Beth is also married to a lawyer, but she has been lucky enough to have a child without any problems. The problem for her is that her husband is cheating on her; a fact that she’s having trouble dealing with. She wants to confront him, but she doesn’t have the courage to do so. Instead she resorts to drastic measures to resolve the problem and to simultaneously force his hand into telling her the truth.
There are some obvious similarities looking at even the short synopsis I just gave you. There’s many more as well, but seeing as I don’t want to give away the ending of the book that’ll have to do for now. The further along the stories get, the more facts they seem to share. It raises so many questions. How did Liza write that detail into the book, before she was even informed of it? Is it some sort of crazy coincidence? Is something acting out what she’s writing? Or framing her?

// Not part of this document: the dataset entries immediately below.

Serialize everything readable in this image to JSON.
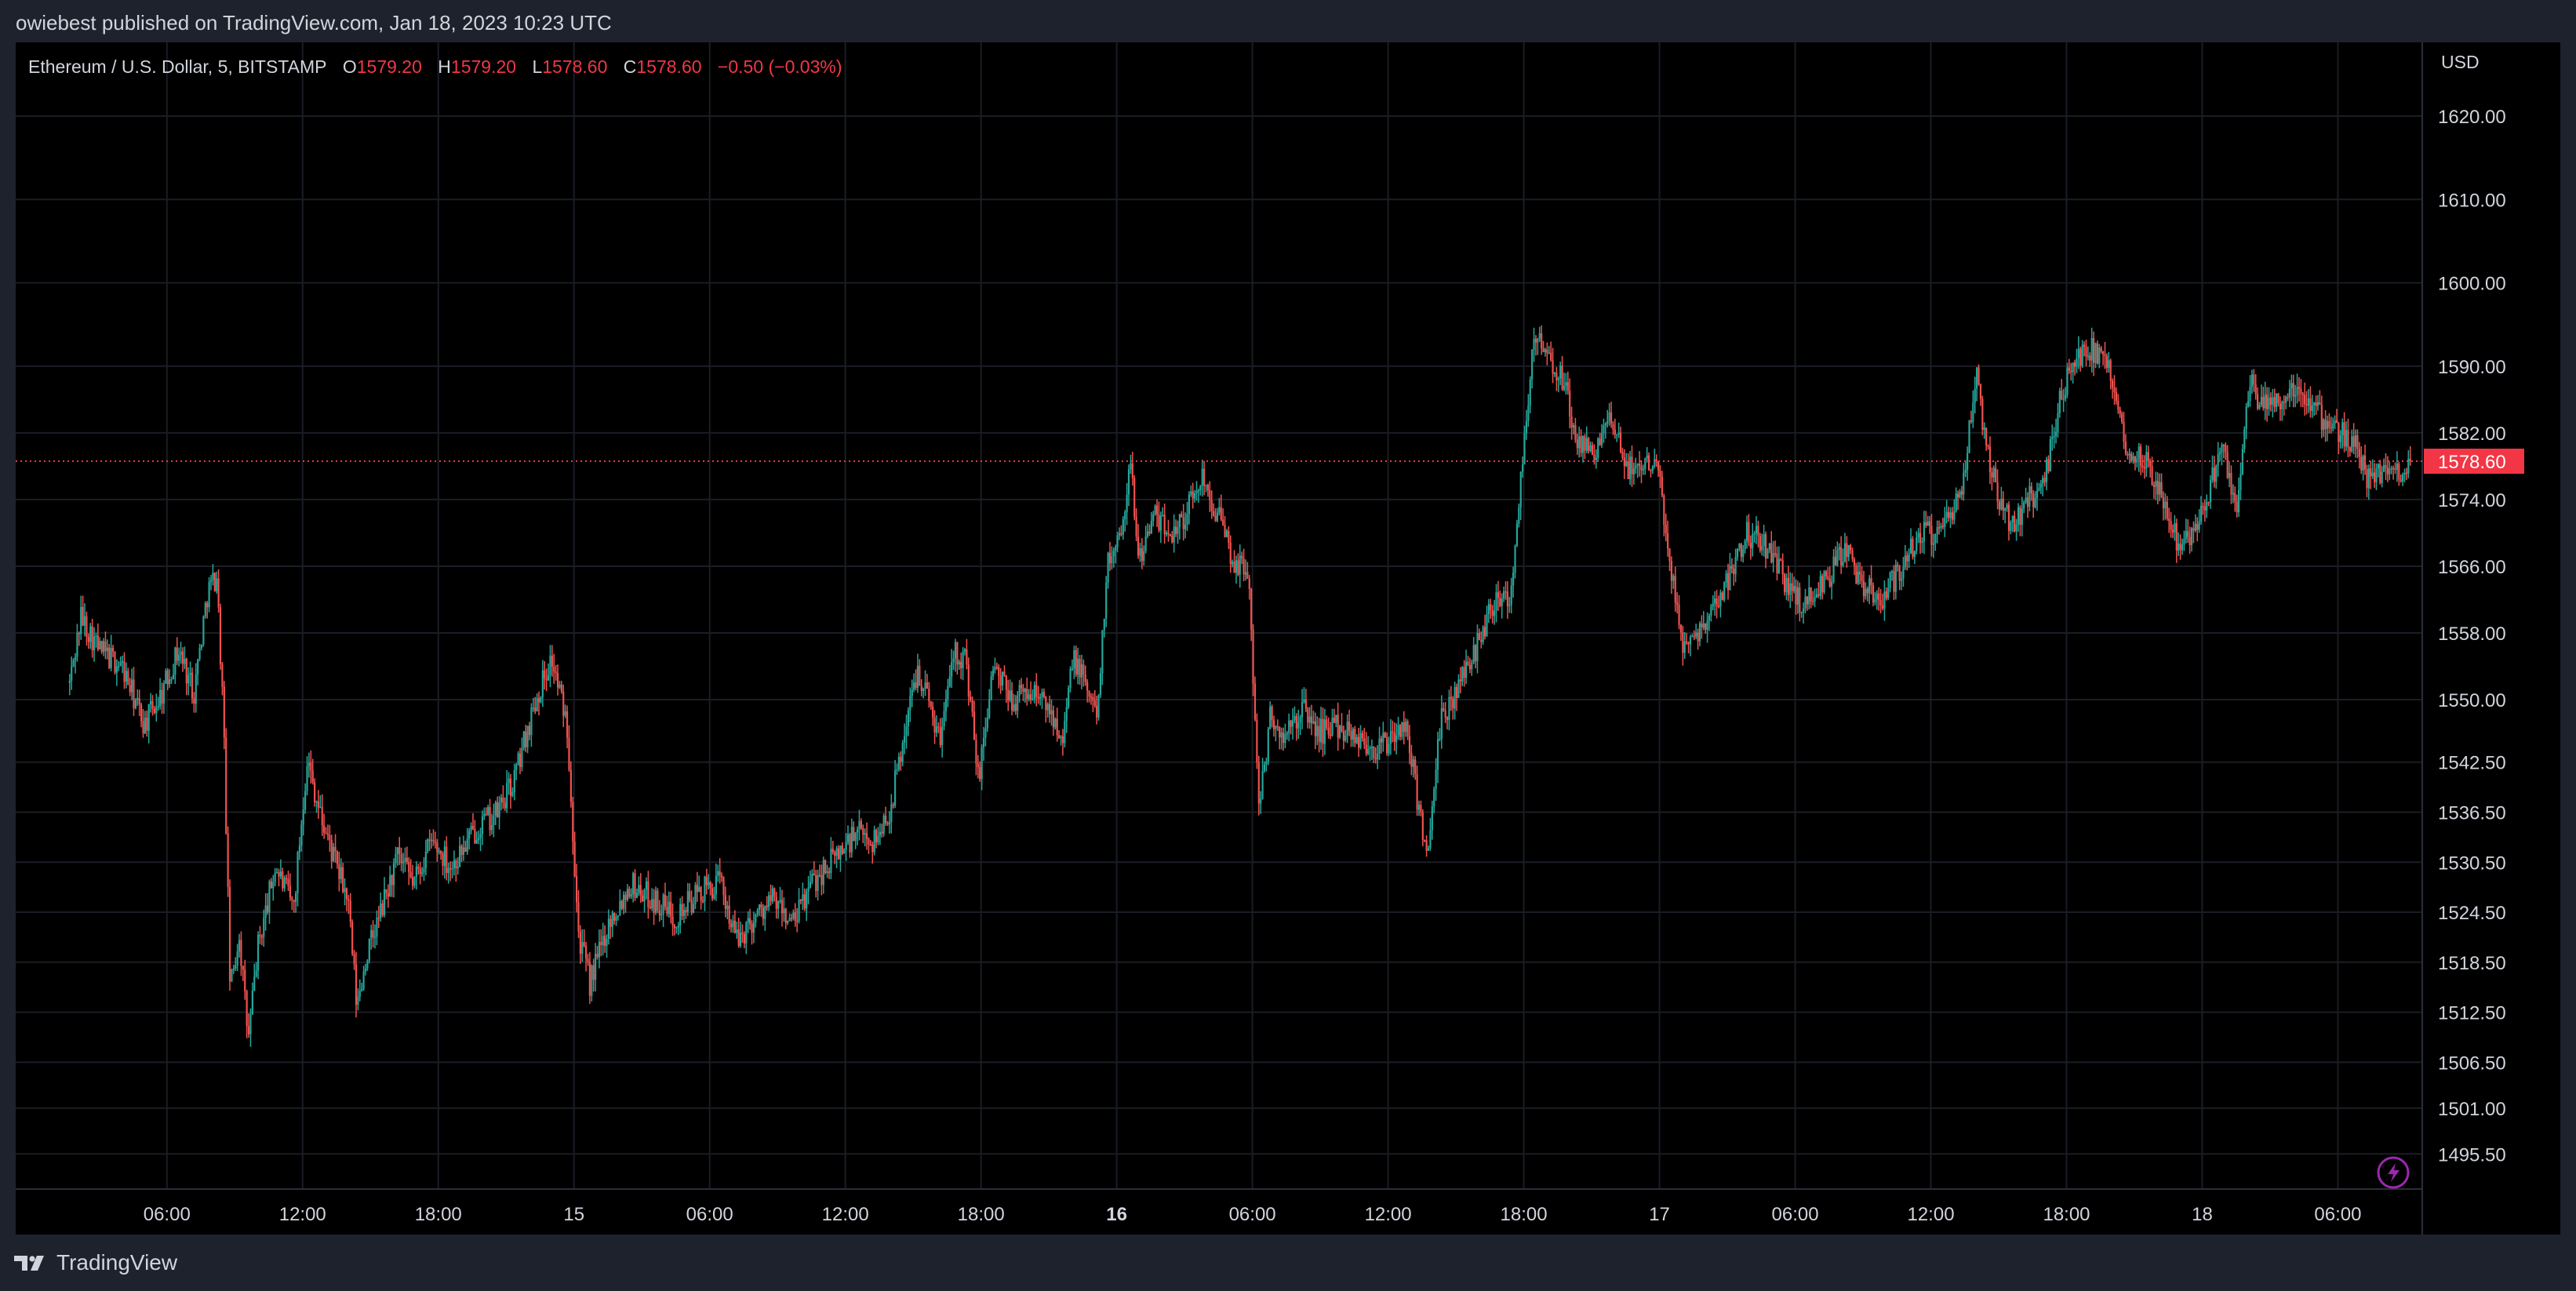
{
  "header": {
    "published_text": "owiebest published on TradingView.com, Jan 18, 2023 10:23 UTC"
  },
  "legend": {
    "symbol": "Ethereum / U.S. Dollar, 5, BITSTAMP",
    "o_label": "O",
    "o_value": "1579.20",
    "h_label": "H",
    "h_value": "1579.20",
    "l_label": "L",
    "l_value": "1578.60",
    "c_label": "C",
    "c_value": "1578.60",
    "change": "−0.50 (−0.03%)"
  },
  "axis": {
    "currency": "USD"
  },
  "footer": {
    "brand": "TradingView"
  },
  "colors": {
    "up": "#26a69a",
    "down": "#ef5350",
    "background": "#000000",
    "frame": "#1e222d",
    "grid": "#1a1d24",
    "last_price": "#f23645",
    "accent": "#9c27b0"
  },
  "icons": {
    "logo": "tradingview-logo-icon",
    "bolt": "lightning-bolt-icon"
  },
  "chart_data": {
    "type": "candlestick",
    "interval_minutes": 5,
    "last_price": 1578.6,
    "last_price_label": "1578.60",
    "y_ticks": [
      {
        "value": 1620.0,
        "label": "1620.00"
      },
      {
        "value": 1610.0,
        "label": "1610.00"
      },
      {
        "value": 1600.0,
        "label": "1600.00"
      },
      {
        "value": 1590.0,
        "label": "1590.00"
      },
      {
        "value": 1582.0,
        "label": "1582.00"
      },
      {
        "value": 1574.0,
        "label": "1574.00"
      },
      {
        "value": 1566.0,
        "label": "1566.00"
      },
      {
        "value": 1558.0,
        "label": "1558.00"
      },
      {
        "value": 1550.0,
        "label": "1550.00"
      },
      {
        "value": 1542.5,
        "label": "1542.50"
      },
      {
        "value": 1536.5,
        "label": "1536.50"
      },
      {
        "value": 1530.5,
        "label": "1530.50"
      },
      {
        "value": 1524.5,
        "label": "1524.50"
      },
      {
        "value": 1518.5,
        "label": "1518.50"
      },
      {
        "value": 1512.5,
        "label": "1512.50"
      },
      {
        "value": 1506.5,
        "label": "1506.50"
      },
      {
        "value": 1501.0,
        "label": "1501.00"
      },
      {
        "value": 1495.5,
        "label": "1495.50"
      }
    ],
    "x_ticks": [
      {
        "hours": 6,
        "label": "06:00",
        "bold": false
      },
      {
        "hours": 12,
        "label": "12:00",
        "bold": false
      },
      {
        "hours": 18,
        "label": "18:00",
        "bold": false
      },
      {
        "hours": 24,
        "label": "15",
        "bold": false
      },
      {
        "hours": 30,
        "label": "06:00",
        "bold": false
      },
      {
        "hours": 36,
        "label": "12:00",
        "bold": false
      },
      {
        "hours": 42,
        "label": "18:00",
        "bold": false
      },
      {
        "hours": 48,
        "label": "16",
        "bold": true
      },
      {
        "hours": 54,
        "label": "06:00",
        "bold": false
      },
      {
        "hours": 60,
        "label": "12:00",
        "bold": false
      },
      {
        "hours": 66,
        "label": "18:00",
        "bold": false
      },
      {
        "hours": 72,
        "label": "17",
        "bold": false
      },
      {
        "hours": 78,
        "label": "06:00",
        "bold": false
      },
      {
        "hours": 84,
        "label": "12:00",
        "bold": false
      },
      {
        "hours": 90,
        "label": "18:00",
        "bold": false
      },
      {
        "hours": 96,
        "label": "18",
        "bold": false
      },
      {
        "hours": 102,
        "label": "06:00",
        "bold": false
      }
    ],
    "price_path": [
      [
        1.7,
        1552
      ],
      [
        2.2,
        1560
      ],
      [
        3.0,
        1556
      ],
      [
        4.0,
        1554
      ],
      [
        5.0,
        1547
      ],
      [
        5.8,
        1551
      ],
      [
        6.5,
        1556
      ],
      [
        7.2,
        1551
      ],
      [
        7.8,
        1563
      ],
      [
        8.2,
        1565
      ],
      [
        8.5,
        1548
      ],
      [
        8.8,
        1515
      ],
      [
        9.2,
        1522
      ],
      [
        9.6,
        1509
      ],
      [
        10.0,
        1520
      ],
      [
        10.8,
        1530
      ],
      [
        11.6,
        1525
      ],
      [
        12.2,
        1543
      ],
      [
        12.8,
        1536
      ],
      [
        13.5,
        1530
      ],
      [
        14.0,
        1526
      ],
      [
        14.4,
        1513
      ],
      [
        14.8,
        1519
      ],
      [
        15.4,
        1524
      ],
      [
        16.2,
        1531
      ],
      [
        16.9,
        1528
      ],
      [
        17.7,
        1533
      ],
      [
        18.6,
        1530
      ],
      [
        19.8,
        1535
      ],
      [
        20.5,
        1536
      ],
      [
        21.3,
        1540
      ],
      [
        22.3,
        1550
      ],
      [
        23.0,
        1555
      ],
      [
        23.7,
        1547
      ],
      [
        24.2,
        1522
      ],
      [
        24.7,
        1516
      ],
      [
        25.5,
        1523
      ],
      [
        26.5,
        1528
      ],
      [
        27.5,
        1526
      ],
      [
        28.5,
        1524
      ],
      [
        29.6,
        1527
      ],
      [
        30.5,
        1528
      ],
      [
        31.2,
        1521
      ],
      [
        32.0,
        1524
      ],
      [
        32.8,
        1526
      ],
      [
        33.7,
        1523
      ],
      [
        34.5,
        1528
      ],
      [
        35.5,
        1531
      ],
      [
        36.5,
        1534
      ],
      [
        37.3,
        1533
      ],
      [
        38.0,
        1537
      ],
      [
        38.6,
        1546
      ],
      [
        39.2,
        1554
      ],
      [
        39.8,
        1549
      ],
      [
        40.2,
        1545
      ],
      [
        40.7,
        1556
      ],
      [
        41.3,
        1555
      ],
      [
        41.9,
        1540
      ],
      [
        42.5,
        1554
      ],
      [
        43.3,
        1550
      ],
      [
        44.3,
        1551
      ],
      [
        45.0,
        1549
      ],
      [
        45.6,
        1546
      ],
      [
        46.1,
        1555
      ],
      [
        46.6,
        1552
      ],
      [
        47.1,
        1548
      ],
      [
        47.6,
        1566
      ],
      [
        48.2,
        1571
      ],
      [
        48.6,
        1578
      ],
      [
        49.0,
        1567
      ],
      [
        49.6,
        1572
      ],
      [
        50.3,
        1570
      ],
      [
        51.0,
        1572
      ],
      [
        51.8,
        1577
      ],
      [
        52.5,
        1572
      ],
      [
        53.2,
        1566
      ],
      [
        53.8,
        1566
      ],
      [
        54.3,
        1537
      ],
      [
        54.8,
        1548
      ],
      [
        55.4,
        1545
      ],
      [
        56.2,
        1549
      ],
      [
        56.9,
        1546
      ],
      [
        57.7,
        1547
      ],
      [
        58.5,
        1546
      ],
      [
        59.3,
        1544
      ],
      [
        60.1,
        1545
      ],
      [
        60.8,
        1547
      ],
      [
        61.3,
        1538
      ],
      [
        61.8,
        1531
      ],
      [
        62.3,
        1547
      ],
      [
        63.0,
        1551
      ],
      [
        64.0,
        1557
      ],
      [
        64.8,
        1563
      ],
      [
        65.4,
        1562
      ],
      [
        66.0,
        1581
      ],
      [
        66.5,
        1594
      ],
      [
        67.2,
        1590
      ],
      [
        67.8,
        1588
      ],
      [
        68.4,
        1580
      ],
      [
        69.1,
        1580
      ],
      [
        69.8,
        1583
      ],
      [
        70.6,
        1578
      ],
      [
        71.3,
        1578
      ],
      [
        71.9,
        1580
      ],
      [
        72.4,
        1567
      ],
      [
        73.0,
        1557
      ],
      [
        73.6,
        1558
      ],
      [
        74.4,
        1561
      ],
      [
        75.1,
        1565
      ],
      [
        75.8,
        1570
      ],
      [
        76.6,
        1569
      ],
      [
        77.4,
        1565
      ],
      [
        78.1,
        1562
      ],
      [
        78.8,
        1562
      ],
      [
        79.5,
        1565
      ],
      [
        80.2,
        1568
      ],
      [
        81.0,
        1564
      ],
      [
        81.8,
        1562
      ],
      [
        82.7,
        1566
      ],
      [
        83.6,
        1570
      ],
      [
        84.5,
        1570
      ],
      [
        85.4,
        1575
      ],
      [
        86.0,
        1589
      ],
      [
        86.5,
        1580
      ],
      [
        87.1,
        1573
      ],
      [
        87.7,
        1571
      ],
      [
        88.3,
        1574
      ],
      [
        89.0,
        1576
      ],
      [
        89.7,
        1586
      ],
      [
        90.4,
        1591
      ],
      [
        91.1,
        1592
      ],
      [
        91.9,
        1589
      ],
      [
        92.7,
        1580
      ],
      [
        93.5,
        1579
      ],
      [
        94.3,
        1574
      ],
      [
        95.0,
        1568
      ],
      [
        95.7,
        1571
      ],
      [
        96.3,
        1575
      ],
      [
        96.9,
        1580
      ],
      [
        97.5,
        1573
      ],
      [
        98.1,
        1588
      ],
      [
        98.8,
        1585
      ],
      [
        99.6,
        1586
      ],
      [
        100.4,
        1587
      ],
      [
        101.2,
        1584
      ],
      [
        102.0,
        1582
      ],
      [
        102.7,
        1581
      ],
      [
        103.4,
        1576
      ],
      [
        104.0,
        1578
      ],
      [
        104.6,
        1577
      ],
      [
        105.2,
        1578.6
      ]
    ]
  }
}
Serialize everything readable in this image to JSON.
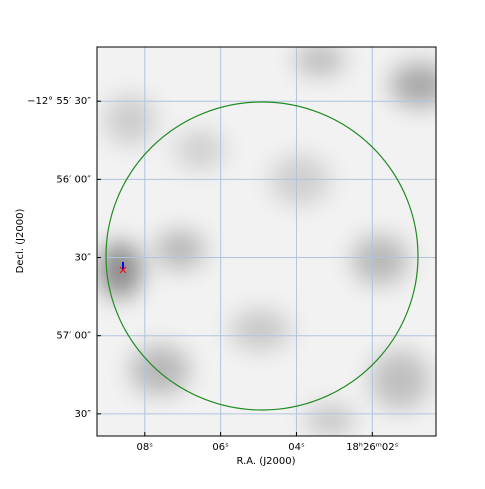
{
  "chart_data": {
    "type": "sky-image",
    "xlabel": "R.A. (J2000)",
    "ylabel": "Decl. (J2000)",
    "xlim": [
      9.26,
      0.32
    ],
    "xticks": [
      {
        "value": 8,
        "label": "08ˢ"
      },
      {
        "value": 6,
        "label": "06ˢ"
      },
      {
        "value": 4,
        "label": "04ˢ"
      },
      {
        "value": 2,
        "label": "18ʰ26ᵐ02ˢ"
      }
    ],
    "ylim": [
      -46658.5,
      -46509.2
    ],
    "yticks": [
      {
        "value": -46530,
        "label": "−12° 55′ 30″"
      },
      {
        "value": -46560,
        "label": "56′ 00″"
      },
      {
        "value": -46590,
        "label": "30″"
      },
      {
        "value": -46620,
        "label": "57′ 00″"
      },
      {
        "value": -46650,
        "label": "30″"
      }
    ],
    "grid": true,
    "grid_color": "#b0c4de"
  }
}
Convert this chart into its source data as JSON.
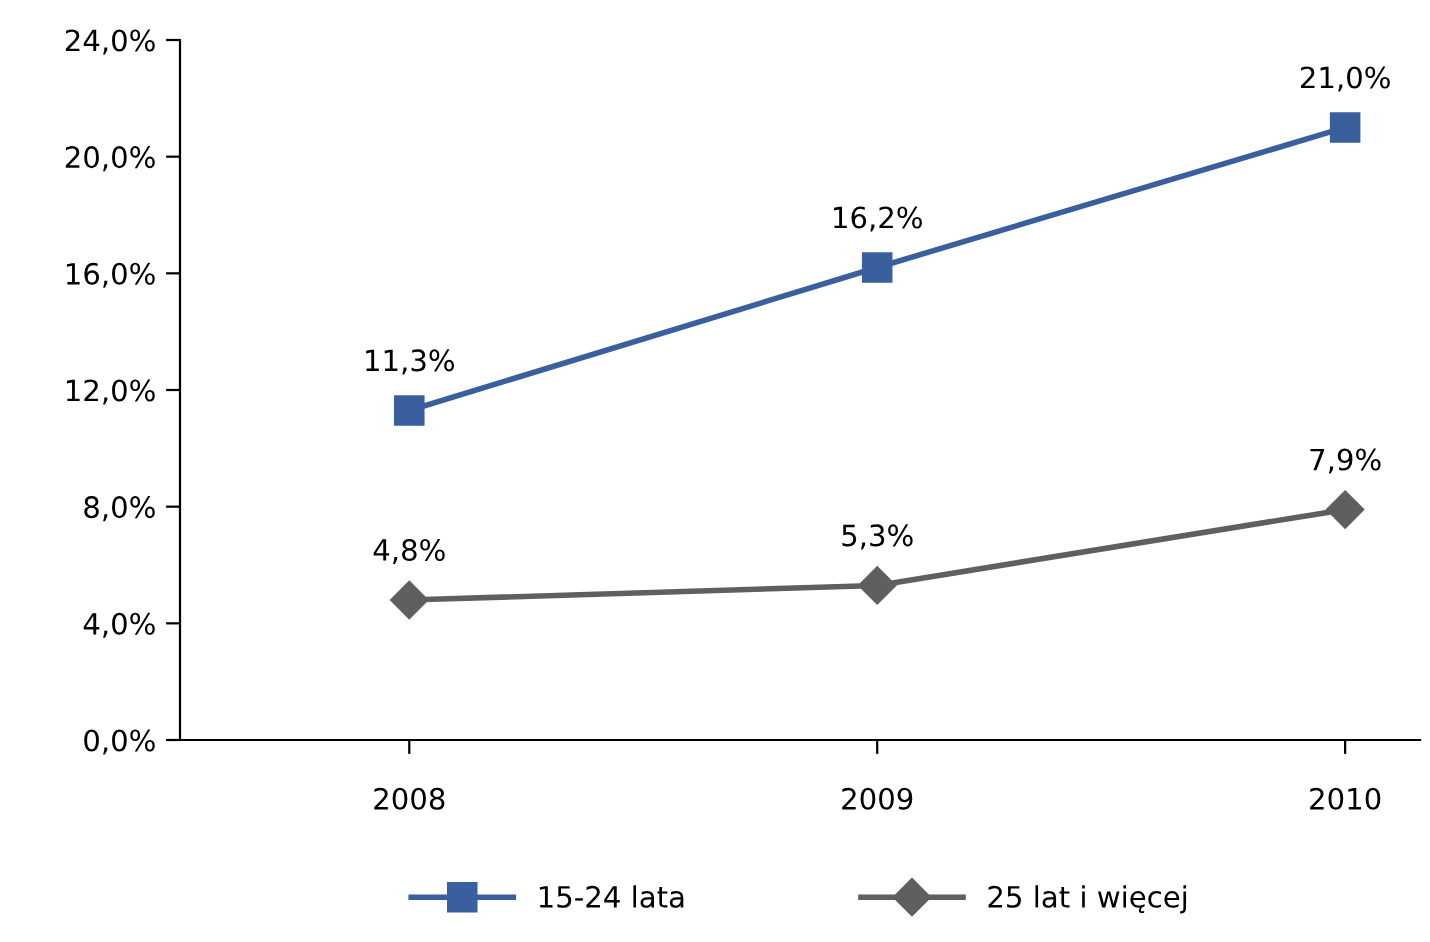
{
  "chart_data": {
    "type": "line",
    "categories": [
      "2008",
      "2009",
      "2010"
    ],
    "series": [
      {
        "name": "15-24 lata",
        "color": "#3a5f9e",
        "marker": "square",
        "values": [
          11.3,
          16.2,
          21.0
        ],
        "value_labels": [
          "11,3%",
          "16,2%",
          "21,0%"
        ]
      },
      {
        "name": "25 lat i więcej",
        "color": "#5f5f5f",
        "marker": "diamond",
        "values": [
          4.8,
          5.3,
          7.9
        ],
        "value_labels": [
          "4,8%",
          "5,3%",
          "7,9%"
        ]
      }
    ],
    "ylim": [
      0,
      24
    ],
    "yticks": [
      {
        "value": 0,
        "label": "0,0%"
      },
      {
        "value": 4,
        "label": "4,0%"
      },
      {
        "value": 8,
        "label": "8,0%"
      },
      {
        "value": 12,
        "label": "12,0%"
      },
      {
        "value": 16,
        "label": "16,0%"
      },
      {
        "value": 20,
        "label": "20,0%"
      },
      {
        "value": 24,
        "label": "24,0%"
      }
    ],
    "grid": false,
    "legend": "bottom",
    "line_style": "solid"
  }
}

I’ll admit I didn’t love the final twist to either story. I feel like there were so many other routes to have taken, as opposed to the one chosen. I don’t want to say it feels lazy, because the author clearly put a lot of work into this book, but it does feel like there was a lacking of forethought. For me it felt like the easy way out, and ultimately that made it lack any real impact.
Despite not loving the ending, I really did enjoy this book. I ended up reading the book (about 300 pages in length) in just a couple of hours. So if you’re looking for a nice book for an afternoon reading session, you really should consider this one.